Quote:COVID-19 boosted the risk of all 20 cardiovascular ailments studied, including heart attacks, arrhythmias, strokes, transient ischemic attacks, heart failure, inflammatory heart disease, cardiac arrest, pulmonary embolism, and deep vein thrombosis.

For example, veterans who had had COVID-19 faced a 72% higher risk of heart failure after 12 months than those in a control group who didn’t test positive. That translated to nearly 12 more infected people per 1000 developing heart failure than those in a control group. Overall, the investigators found 45 more infected people per 1000 developed any of the 20 conditions than did uninfected controls.  
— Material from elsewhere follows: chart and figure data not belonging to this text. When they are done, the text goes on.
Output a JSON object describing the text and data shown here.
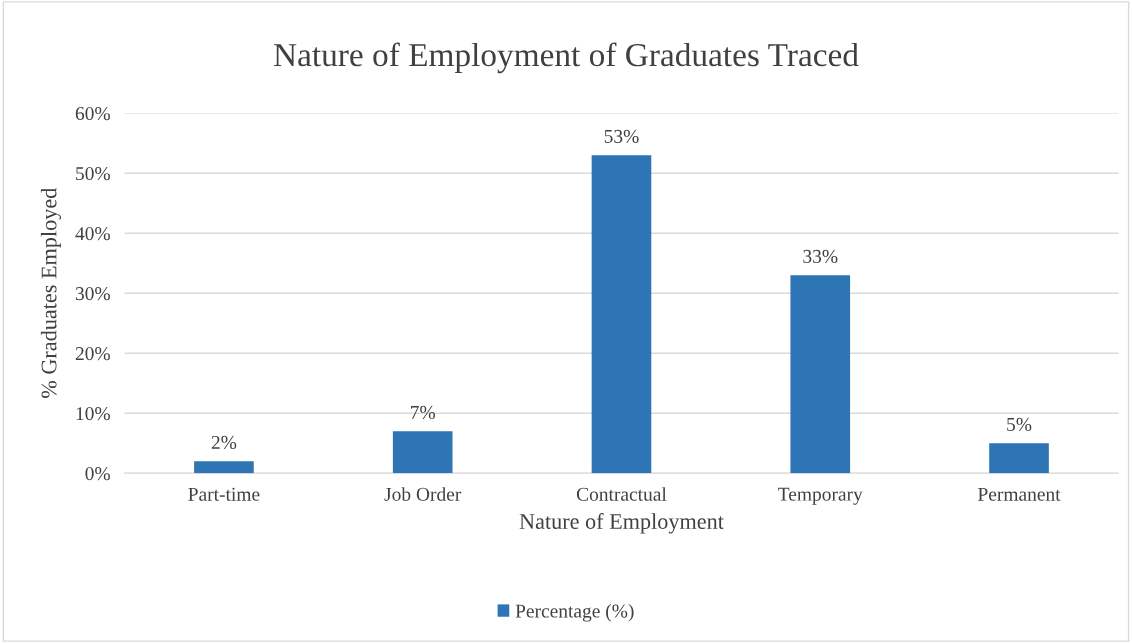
{
  "chart_data": {
    "type": "bar",
    "title": "Nature of Employment of Graduates Traced",
    "xlabel": "Nature of Employment",
    "ylabel": "% Graduates Employed",
    "categories": [
      "Part-time",
      "Job Order",
      "Contractual",
      "Temporary",
      "Permanent"
    ],
    "series": [
      {
        "name": "Percentage (%)",
        "color": "#2e75b6",
        "values": [
          2,
          7,
          53,
          33,
          5
        ],
        "value_labels": [
          "2%",
          "7%",
          "53%",
          "33%",
          "5%"
        ]
      }
    ],
    "ylim": [
      0,
      60
    ],
    "yticks": [
      {
        "value": 0,
        "label": "0%"
      },
      {
        "value": 10,
        "label": "10%"
      },
      {
        "value": 20,
        "label": "20%"
      },
      {
        "value": 30,
        "label": "30%"
      },
      {
        "value": 40,
        "label": "40%"
      },
      {
        "value": 50,
        "label": "50%"
      },
      {
        "value": 60,
        "label": "60%"
      }
    ],
    "grid": "y",
    "legend": "bottom"
  }
}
Quote:The risks were evident regardless of age, race, sex and other cardiovascular risk factors, including obesity, hypertension, diabetes, chronic kidney disease and hyperlipidemia; they were also evident in people without any cardiovascular disease before exposure to COVID-19, providing evidence that these risks might manifest even in people at low risk of cardiovascular disease. 

The MIT Technology Review has a longish article on the Wuhan "Bat Lady" and the lab.  The author, who has worked in bio labs, had good access to Shi Zhengli, the lab, and the various people investigating or theorizing about the possibility of a lab leak.  There's nothing surprising in the article, but a lot of good background information and a view of the personal side of Shi Zhengli.